“Take that, evil doer!” shouted Sally as she kicked the air in front of her. Someday, she was gonna get super powers, she just knew it. And she would be a hero, not a villain - and no one would make fun of her anymore. Because everyone knew people who got super powers also got prettier - it was, like, in the rules or something.
“Sally, get in here,” her mother called.
Sally sighed and went into the house. She pulled up on her pants and tugged down on her shirt after seeing her reflection in the sliding glass door. Her stupid belly had been showing again. Ugh, when would it go away? She plopped herself down at the dining room table. Her mom had already put out the Super Crunch Cookie cereal, milk, bowl and spoon.
“Look at you,” her mother said. “You are a mess.” She looked over her daughter’s hair. “Is that grass in your hair? God, what am I gonna do with you? We have to be to church in twenty minutes. It isn’t enough time to get you into the shower.”
Sally grabbed the cereal box. “I can stay home, mom. I have more practice today, anyhow.”

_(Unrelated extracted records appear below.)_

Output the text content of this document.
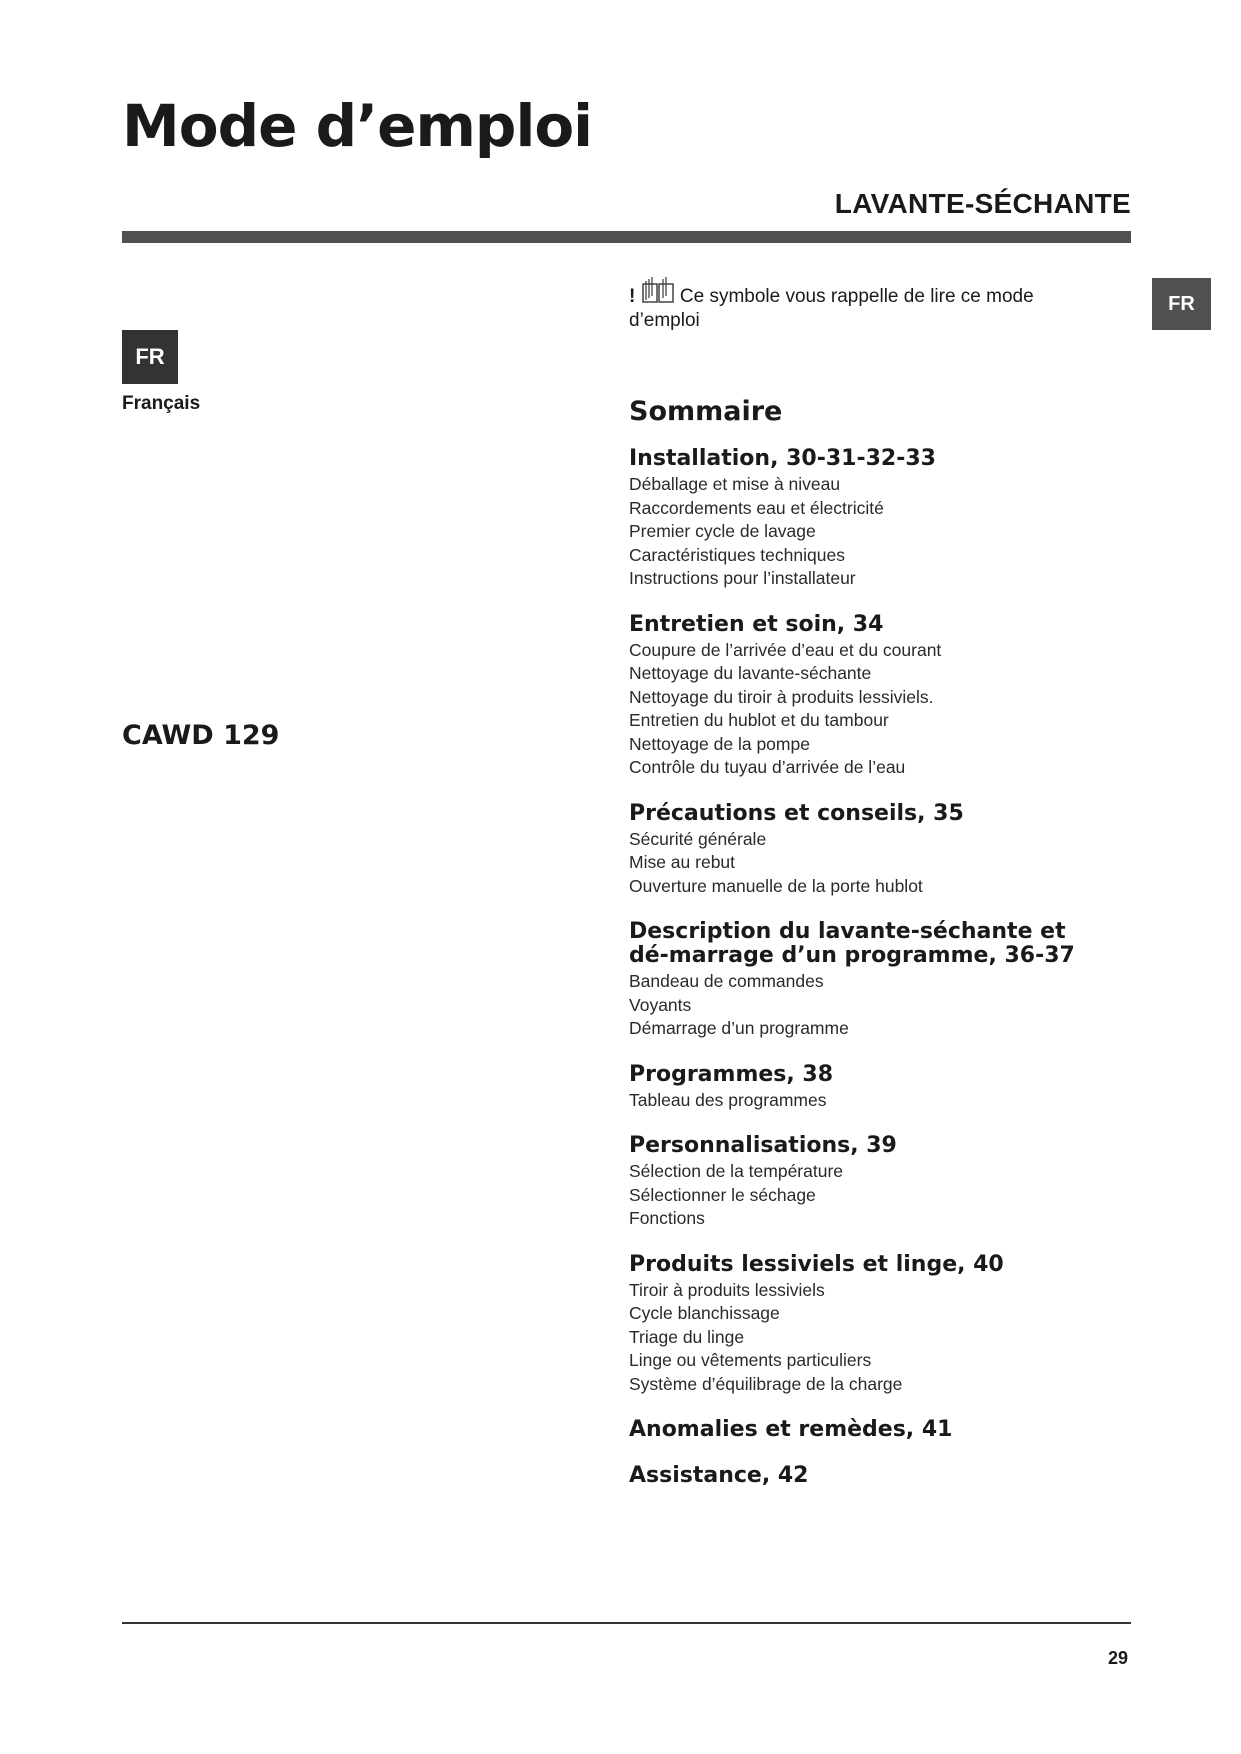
Mode d’emploi
LAVANTE-SÉCHANTE
FR
FR
Français
CAWD 129
! Ce symbole vous rappelle de lire ce mode d’emploi
Sommaire
Installation, 30-31-32-33
Déballage et mise à niveau
Raccordements eau et électricité
Premier cycle de lavage
Caractéristiques techniques
Instructions pour l’installateur
Entretien et soin, 34
Coupure de l’arrivée d’eau et du courant
Nettoyage du lavante-séchante
Nettoyage du tiroir à produits lessiviels.
Entretien du hublot et du tambour
Nettoyage de la pompe
Contrôle du tuyau d’arrivée de l’eau
Précautions et conseils, 35
Sécurité générale
Mise au rebut
Ouverture manuelle de la porte hublot
Description du lavante-séchante et dé-marrage d’un programme, 36-37
Bandeau de commandes
Voyants
Démarrage d’un programme
Programmes, 38
Tableau des programmes
Personnalisations, 39
Sélection de la température
Sélectionner le séchage
Fonctions
Produits lessiviels et linge, 40
Tiroir à produits lessiviels
Cycle blanchissage
Triage du linge
Linge ou vêtements particuliers
Système d’équilibrage de la charge
Anomalies et remèdes, 41
Assistance, 42
29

As she poured her cereal, her mom tutted and turned back into the kitchen. “You know only two boxes of that cereal are going to have the Super Hero Serum. And frankly, you’re not gonna get it. There are too many pimply, fat, nerds buying cases of that cereal.”

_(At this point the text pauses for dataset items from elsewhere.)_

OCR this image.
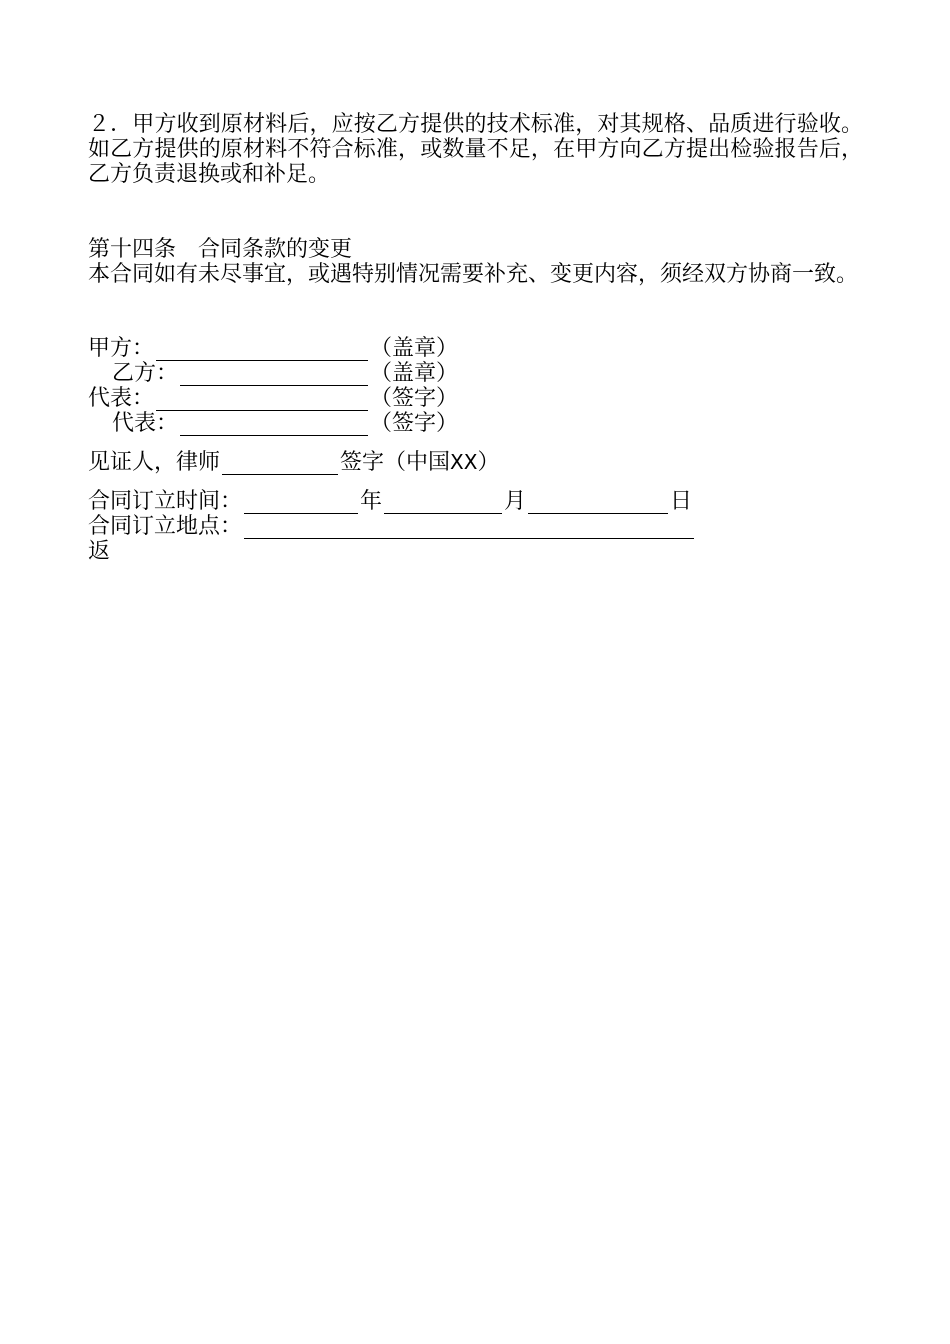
２．甲方收到原材料后，应按乙方提供的技术标准，对其规格、品质进行验收。如乙方提供的原材料不符合标准，或数量不足，在甲方向乙方提出检验报告后，乙方负责退换或和补足。

第十四条　合同条款的变更

本合同如有未尽事宜，或遇特别情况需要补充、变更内容，须经双方协商一致。

甲方：	（盖章）
乙方：	（盖章）
代表：	（签字）
代表：	（签字）
见证人，律师	签字（中国 XX ）
合同订立时间：	年	月	日
合同订立地点：
返
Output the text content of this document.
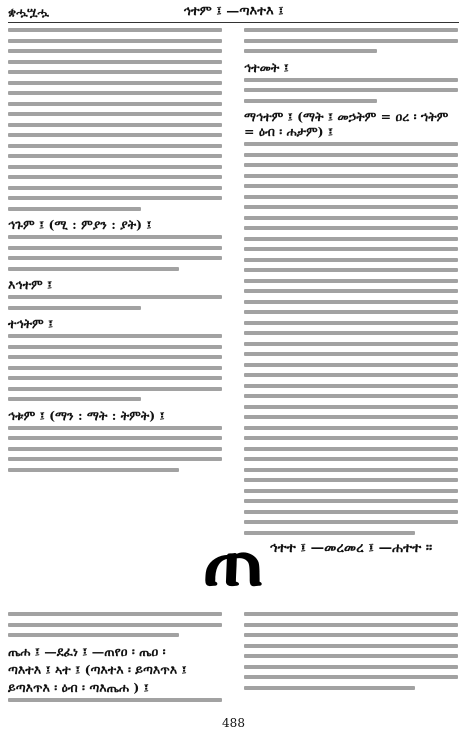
ቋሗሧሗ	ኅተም ፤ —ጣእተእ ፤
ኅጉም ፤ (ሚ : ምያን : ያት) ፤
እኅተም ፤
ተኅትም ፤
ኅቱም ፤ (ማን : ማት : ትምት) ፤
ኅተመት ፤
ማኅተም ፤ (ማት ፤ መኃትም = ዐረ ፡ ኀትም = ዕብ ፡ ሐታም) ፤
ኅተተ ፤ —መረመረ ፤ —ሐተተ ።
ጠ
ጤሐ ፤ —ደፈነ ፤ —ጠየዐ ፡ ጤዐ ፡
ጣእተእ ፤ ኣተ ፤ (ጣእተእ ፡ ይጣእጥእ ፤
ይጣእጥእ ፡ ዕብ ፡ ጣእጤሐ ) ፤
488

And then, it happened. Sally couldn’t believe her eyes. A small blue plastic vial dropped into her cereal. She screamed and jumped up out of her chair, knocking it over and banging into the dining table. “Ha! What do you say now, Mom?”

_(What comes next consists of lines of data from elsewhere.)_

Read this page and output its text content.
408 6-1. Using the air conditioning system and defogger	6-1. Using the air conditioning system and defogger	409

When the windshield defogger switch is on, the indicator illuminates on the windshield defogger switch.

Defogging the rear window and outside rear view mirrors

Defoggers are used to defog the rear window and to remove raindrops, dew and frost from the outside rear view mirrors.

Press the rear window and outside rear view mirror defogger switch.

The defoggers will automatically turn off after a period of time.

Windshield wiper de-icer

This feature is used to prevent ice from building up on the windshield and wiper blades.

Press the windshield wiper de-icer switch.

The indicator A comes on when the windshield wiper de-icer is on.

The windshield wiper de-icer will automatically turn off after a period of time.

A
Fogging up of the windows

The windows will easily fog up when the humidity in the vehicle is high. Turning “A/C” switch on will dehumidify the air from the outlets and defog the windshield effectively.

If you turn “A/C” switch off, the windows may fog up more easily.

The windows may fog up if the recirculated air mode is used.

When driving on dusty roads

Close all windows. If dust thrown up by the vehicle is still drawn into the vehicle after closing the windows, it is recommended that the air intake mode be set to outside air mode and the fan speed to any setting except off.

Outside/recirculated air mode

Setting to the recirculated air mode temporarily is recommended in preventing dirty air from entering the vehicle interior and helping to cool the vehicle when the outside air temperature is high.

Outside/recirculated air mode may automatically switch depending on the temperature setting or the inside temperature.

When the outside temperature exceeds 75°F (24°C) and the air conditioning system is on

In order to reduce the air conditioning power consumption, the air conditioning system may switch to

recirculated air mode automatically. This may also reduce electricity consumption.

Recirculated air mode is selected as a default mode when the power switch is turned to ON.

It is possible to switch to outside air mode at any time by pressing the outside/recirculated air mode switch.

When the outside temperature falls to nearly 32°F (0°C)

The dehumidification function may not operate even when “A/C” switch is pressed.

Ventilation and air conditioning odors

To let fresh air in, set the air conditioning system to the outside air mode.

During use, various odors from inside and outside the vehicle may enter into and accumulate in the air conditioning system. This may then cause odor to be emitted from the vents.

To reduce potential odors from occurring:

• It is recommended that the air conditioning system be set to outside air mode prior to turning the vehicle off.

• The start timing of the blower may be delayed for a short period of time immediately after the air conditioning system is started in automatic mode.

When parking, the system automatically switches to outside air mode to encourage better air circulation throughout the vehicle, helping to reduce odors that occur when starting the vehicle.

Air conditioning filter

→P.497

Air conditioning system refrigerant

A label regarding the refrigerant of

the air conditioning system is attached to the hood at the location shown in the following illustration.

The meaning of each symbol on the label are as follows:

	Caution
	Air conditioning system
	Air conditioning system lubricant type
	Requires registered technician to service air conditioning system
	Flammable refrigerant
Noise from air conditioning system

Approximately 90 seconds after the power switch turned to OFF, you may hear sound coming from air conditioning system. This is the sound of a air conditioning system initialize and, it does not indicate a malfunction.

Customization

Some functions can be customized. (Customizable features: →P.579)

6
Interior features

Now no one was going to be able to push Sally around. This was probably the happiest she had been in her entire life. Sally was surprised to find her mom rushing towards her, hands outstretched. Her mother yanked at the potion, trying to get it away from her. “Mooom!” shouted Sally as she tugged back.
“You can’t take that!” her mother shouted.
Sally managed to yank it free. “Like hell I can’t!” She ran out of the room with the vial of potion in her hands, making the floor shake with her steps.
“But we could be rich!” her mother yelled after her.
Sally locked herself into the bathroom. Her mom pounded on the door. “Sally, no! Don’t! We could be millionaires. Hell, billionaires! You can buy whatever you want!”
“I’ll be famous, mom!” Sally shouted back. “I’ll buy you your own mansion and everything.” She uncorked the bottle and chugged it down. It burned on the way down and she could actually feel it hit her stomach. She wanted to barf but forced herself not to. Why would anyone barf up the Super Hero Serum?!
Sally stared at herself in the mirror, sucking in her cheeks and stomach. “Come on, come on,” she said. Her mother was still banging on the door when the first hair showed up on her chin. In a matter of seconds, her face was covered in fur and the rest of her body was growing a dark brown fur. It pushed at her clothes, snapping buttons and tearing seams. A giant tail started to push out of her jeans.
Her teeth started to grow out and her nose shrunk back into a black little thing. It hurt, it hurt so bad. She curled up on the floor, crying. Her mother had stopped pounding on the door.
“Honey, what’s going on?” her mother said quietly at the door.
Sally forced herself up onto her feet and opened the bathroom door. Her mother screamed.
“I’m a fucking squirrel,” Sally said.
Her mother did not respond with her usual quip of “language!” to Sally’s swear. Instead, she said “Fuck” in response.
“Now, what? How do I fight crime as a squirrel? How do I go to school as a squirrel?” Sally was crying. She wasn’t the glamourous superhero she wanted to be. She was supposed to get blond and superskinny and get a skin-tight black costume with a red sash. She was supposed to be able to beat up all the stupid jerks who had been making fun of her since middle school.
“Well, um,” her mom said. “What about a singing career? I mean, anyone can do that - you just have to be pretty. And, well, while squirrel isn’t pretty, it is at least unique and interesting.”
Sally clicked her giant teeth together. “I could totally do better than Brittany Spears!” She wiggeld her bottom, shaking her tail and started to sing: Don’t you know that you’re toxic.” Sally smiled and bounced around the house. She may not look like anyone that a guy would want to date, but now, at least, she looked like someone who was going to have enough money to get any date she wanted. That’d show stupid Billy. She wouldn’t buy him a car...well, maybe she would - she’d had a crush on Billy since the third grade.
Here come the big times for Squirrel Girl!